I’ve thought about the churches in that space of history. What were they teaching and did anyone read their Bibles? Did pastors cry out against slavery or were they maintaining political correctness?

One of my mothers’ forefathers was a major in the Confederacy. He didn’t own any slaves and was respected as a man of principles. Surely there were many other Confederates with similar qualities. I try to think so.

It had to have been spiritual blindness, absorption with self-interests and major demonic deception for slavery to be an accepted part of our nation’s history for those practicing it. Yet, when I look at the initial history of slavery, it dates back to ancient Greek and Roman times. Was there always slavery, and always a remnant of outrage by a few in every generation who hated it?

By the response of so many determined to remove any and all elements relating to slavery, one would assume this generation has become the enlightened one, wanting all to be entitled to life, liberty and the pursuit of happiness. 

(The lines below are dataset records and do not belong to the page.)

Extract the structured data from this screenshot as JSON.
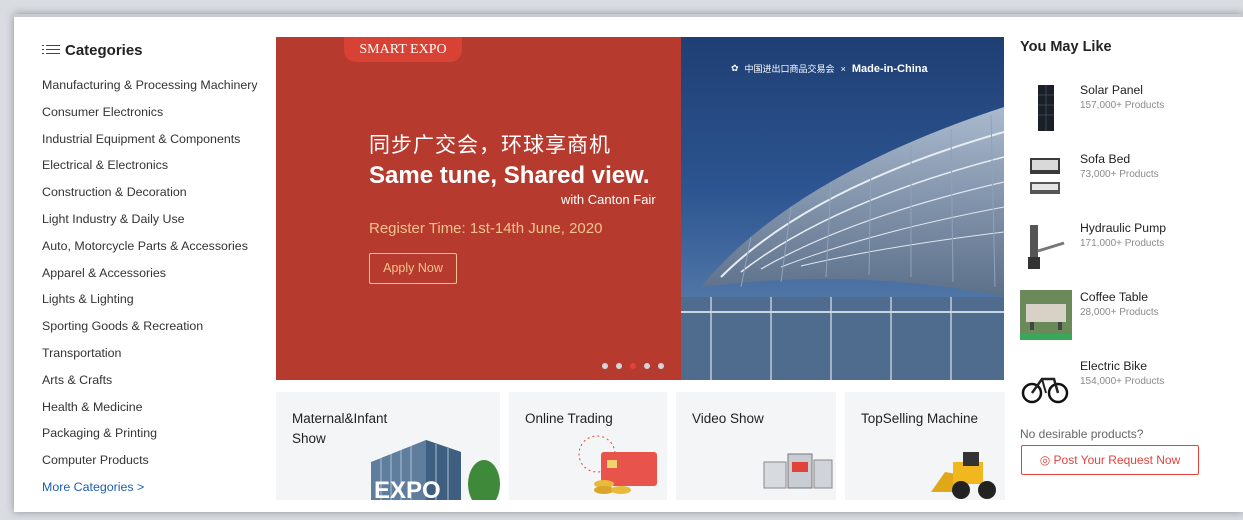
{
  "categories": {
    "title": "Categories",
    "items": [
      "Manufacturing & Processing Machinery",
      "Consumer Electronics",
      "Industrial Equipment & Components",
      "Electrical & Electronics",
      "Construction & Decoration",
      "Light Industry & Daily Use",
      "Auto, Motorcycle Parts & Accessories",
      "Apparel & Accessories",
      "Lights & Lighting",
      "Sporting Goods & Recreation",
      "Transportation",
      "Arts & Crafts",
      "Health & Medicine",
      "Packaging & Printing",
      "Computer Products"
    ],
    "more": "More Categories >"
  },
  "banner": {
    "tag": "SMART EXPO",
    "headline_cn": "同步广交会，环球享商机",
    "headline_en": "Same tune, Shared view.",
    "with": "with Canton Fair",
    "register": "Register Time: 1st-14th June, 2020",
    "apply": "Apply Now",
    "logo_left": "中国进出口商品交易会",
    "logo_right": "Made-in-China",
    "slide_count": 5,
    "active_slide": 2
  },
  "tiles": [
    {
      "label": "Maternal&Infant Show",
      "overlay": "EXPO"
    },
    {
      "label": "Online Trading"
    },
    {
      "label": "Video Show"
    },
    {
      "label": "TopSelling Machine"
    }
  ],
  "you_may_like": {
    "title": "You May Like",
    "products": [
      {
        "name": "Solar Panel",
        "count": "157,000+ Products"
      },
      {
        "name": "Sofa Bed",
        "count": "73,000+ Products"
      },
      {
        "name": "Hydraulic Pump",
        "count": "171,000+ Products"
      },
      {
        "name": "Coffee Table",
        "count": "28,000+ Products"
      },
      {
        "name": "Electric Bike",
        "count": "154,000+ Products"
      }
    ],
    "no_desirable": "No desirable products?",
    "post_request": "Post Your Request Now"
  },
  "colors": {
    "accent_red": "#e2423a",
    "banner_red": "#b73a2e",
    "link_blue": "#1a5fb4",
    "gold": "#f2c38f"
  }
}
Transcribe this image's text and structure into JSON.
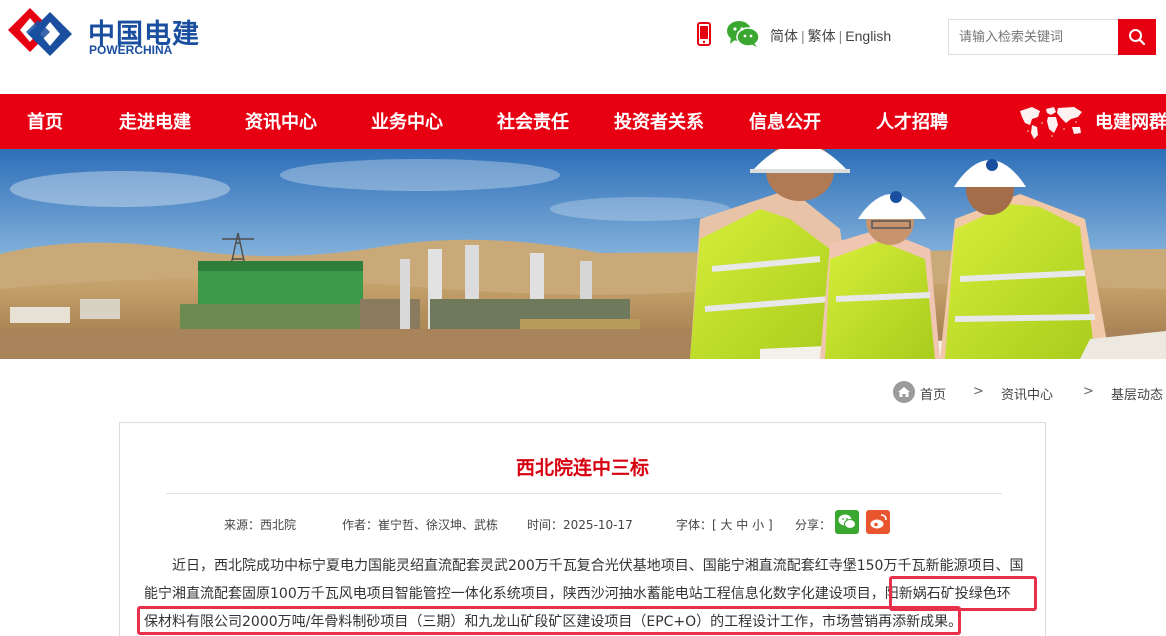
{
  "header": {
    "logo_cn": "中国电建",
    "logo_en": "POWERCHINA",
    "lang_simplified": "简体",
    "lang_traditional": "繁体",
    "lang_english": "English",
    "lang_separator": "|",
    "search_placeholder": "请输入检索关键词"
  },
  "nav": {
    "items": [
      "首页",
      "走进电建",
      "资讯中心",
      "业务中心",
      "社会责任",
      "投资者关系",
      "信息公开",
      "人才招聘",
      "电建网群"
    ]
  },
  "breadcrumb": {
    "home": "首页",
    "middle": "资讯中心",
    "current": "基层动态",
    "separator": ">"
  },
  "article": {
    "title": "西北院连中三标",
    "source": "来源：西北院",
    "authors": "作者：崔宁哲、徐汉坤、武栋",
    "date": "时间：2025-10-17",
    "font_size": "字体：[ 大 中 小 ]",
    "share": "分享：",
    "paragraph": "近日，西北院成功中标宁夏电力国能灵绍直流配套灵武200万千瓦复合光伏基地项目、国能宁湘直流配套红寺堡150万千瓦新能源项目、国能宁湘直流配套固原100万千瓦风电项目智能管控一体化系统项目，陕西沙河抽水蓄能电站工程信息化数字化建设项目，阳新娲石矿投绿色环保材料有限公司2000万吨/年骨料制砂项目（三期）和九龙山矿段矿区建设项目（EPC+O）的工程设计工作，市场营销再添新成果。"
  },
  "colors": {
    "brand_red": "#e60012",
    "title_red": "#d7000f",
    "brand_blue": "#1a4fa0",
    "highlight_border": "#e8304a"
  },
  "icons": [
    "phone-icon",
    "wechat-icon",
    "search-icon",
    "world-map-icon",
    "home-icon",
    "share-wechat-icon",
    "share-weibo-icon"
  ]
}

However, there’s an obvious blindness debilitating this slate-wiping generation. Do they not see the horror of abortion — the killing of millions of voiceless humans who are being stripped of their “inalienable” rights?

Will a future generation ever look back over history and in great remorse ask, “How did we allow such a depraved precept?” It’s for sure there won’t be any monuments or statues to remove. Those killed in the womb won’t have lived long enough to earn any.